Tobin had a great check up for his 18 month appointment in September, and then, two weeks later, I looked down at him and his right eye is crossed. Like, overnight, his eye was crossed. After a week or so (and asking other people if they saw it to make sure I wasn’t crazy) we took him back to the pediatrician. Even she was surprised because she had just seen him. We left her office with a referral in hand.

We live in a small city, and there is only one ophthalmologist who cares for kids, so there is a substantial wait time to get in. We didn’t see Dr. B for the first time until November. During the visit, Dr. B diagnosed Tobin with extreme farsightedness that was causing amblyopia in his right eye. Basically, he had such poor vision for anything close to his face, that he was going cross-eyed trying to focus. The correction for amblyopia is glasses all the time and patching the strong eye.

The first couple of weeks, Tobin didn’t like the glasses, but kept the patch on okay. Then he switched, and is now doing great with the glasses but is sneaky with the patch. He only has to wear the patch for two hours a day, but we’re happy if we can get him to keep it on for an hour. But every bit of the fighting to keep the patch on is worth it.

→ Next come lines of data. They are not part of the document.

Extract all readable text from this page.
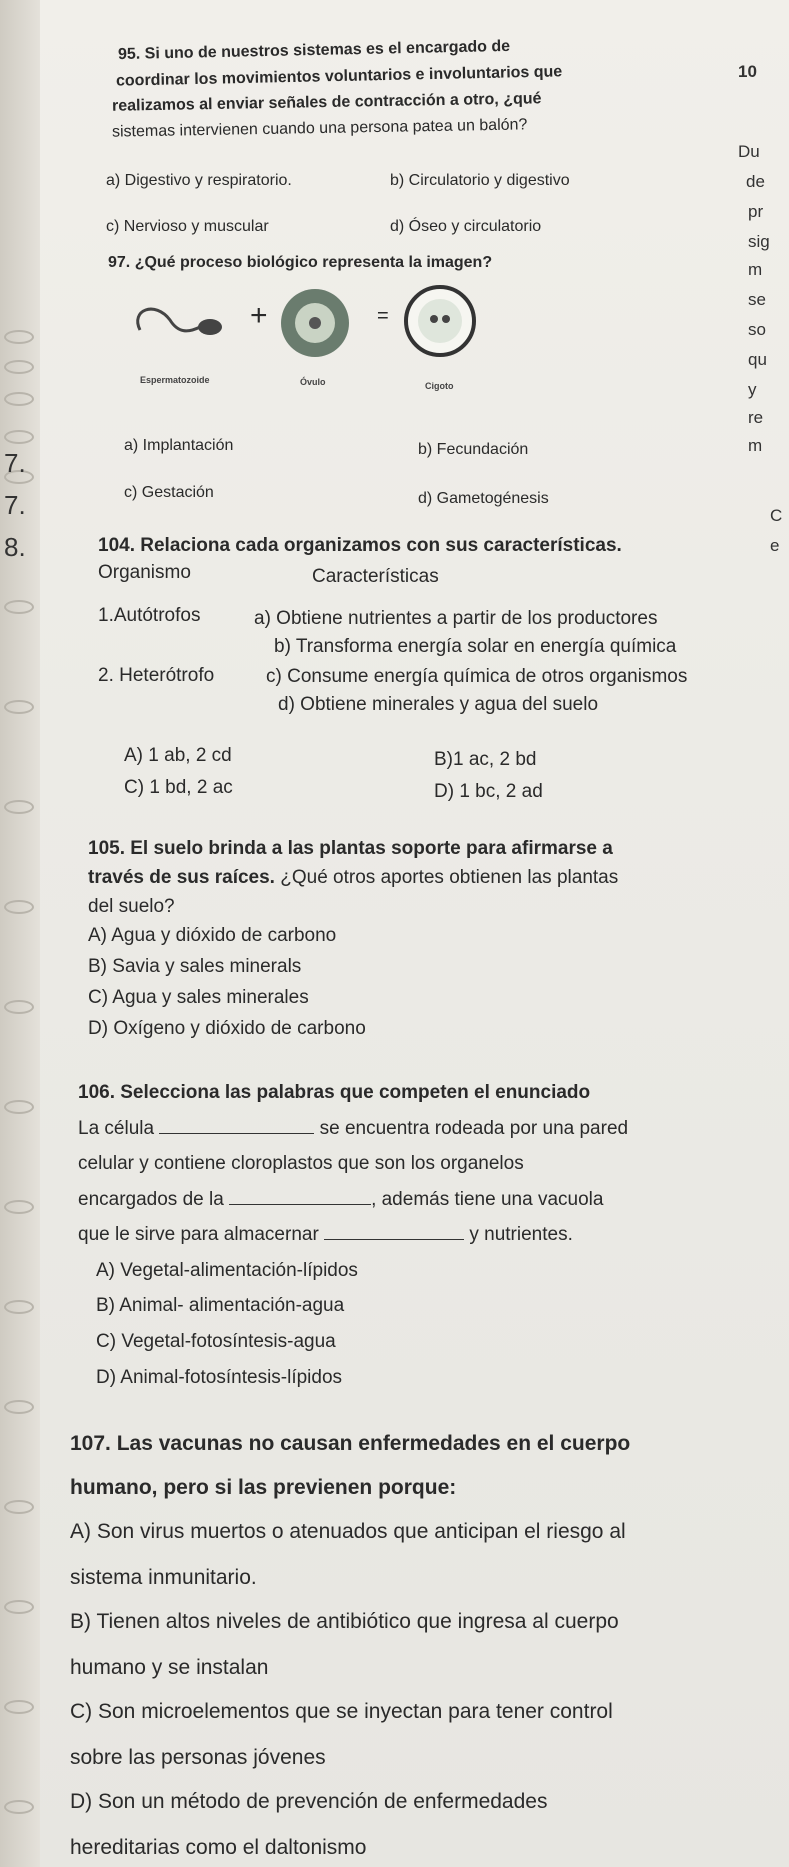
7.
7.
8.
95. Si uno de nuestros sistemas es el encargado de
coordinar los movimientos voluntarios e involuntarios que
realizamos al enviar señales de contracción a otro, ¿qué
sistemas intervienen cuando una persona patea un balón?
a) Digestivo y respiratorio.	b) Circulatorio y digestivo
c) Nervioso y muscular	d) Óseo y circulatorio
97. ¿Qué proceso biológico representa la imagen?
+	=
Espermatozoide	Óvulo	Cigoto
a) Implantación	b) Fecundación
c) Gestación	d) Gametogénesis
104. Relaciona cada organizamos con sus características.
Organismo	Características
1.Autótrofos	a) Obtiene nutrientes a partir de los productores
b) Transforma energía solar en energía química
2. Heterótrofo	c) Consume energía química de otros organismos
d) Obtiene minerales y agua del suelo
A) 1 ab, 2 cd	B)1 ac, 2 bd
C) 1 bd, 2 ac	D) 1 bc, 2 ad
105. El suelo brinda a las plantas soporte para afirmarse a
través de sus raíces. ¿Qué otros aportes obtienen las plantas
del suelo?
A) Agua y dióxido de carbono
B) Savia y sales minerals
C) Agua y sales minerales
D) Oxígeno y dióxido de carbono
106. Selecciona las palabras que competen el enunciado
La célula	se encuentra rodeada por una pared
celular y contiene cloroplastos que son los organelos
encargados de la	, además tiene una vacuola
que le sirve para almacernar	y nutrientes.
A) Vegetal-alimentación-lípidos
B) Animal- alimentación-agua
C) Vegetal-fotosíntesis-agua
D) Animal-fotosíntesis-lípidos
107. Las vacunas no causan enfermedades en el cuerpo
humano, pero si las previenen porque:
A) Son virus muertos o atenuados que anticipan el riesgo al
sistema inmunitario.
B) Tienen altos niveles de antibiótico que ingresa al cuerpo
humano y se instalan
C) Son microelementos que se inyectan para tener control
sobre las personas jóvenes
D) Son un método de prevención de enfermedades
hereditarias como el daltonismo
10
Du
de
pr
sig
m
se
so
qu
y
re
m
C
e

At his first follow-up appointment, Dr. B told us that he had avoided telling us just how bad T’s eyesight is at the first appointment because he didn’t want to panic us (it’s like he’d met me before or something). Without the glasses,  Tobin can see very little out of his weak eye (and his strong eye isn’t much better). With the patching and glasses, T’s eyes had improved by half at the first check up. I was so very relieved to know that we were making progress! Dr. B was also happy and urged us to keep going with the routine.

We now bribe him to let us put the patch on (hey, it works, and it’s helping his eye). Tobin had his second follow-up appointment with Dr. B last week and his vision has improved so much that (with glasses), the doctor said, “I would almost call his vision ‘good’.” Good, y’all! Good! What this really means is two things: (1) we don’t have to think about corrective surgery right now, and (2) Tobin can now see the books he loves to look at.

Tobin will, most likely, have glasses his whole life. I’m fine with that. I’m even more fine if we can prevent surgery. Also? He totally rocks the glasses.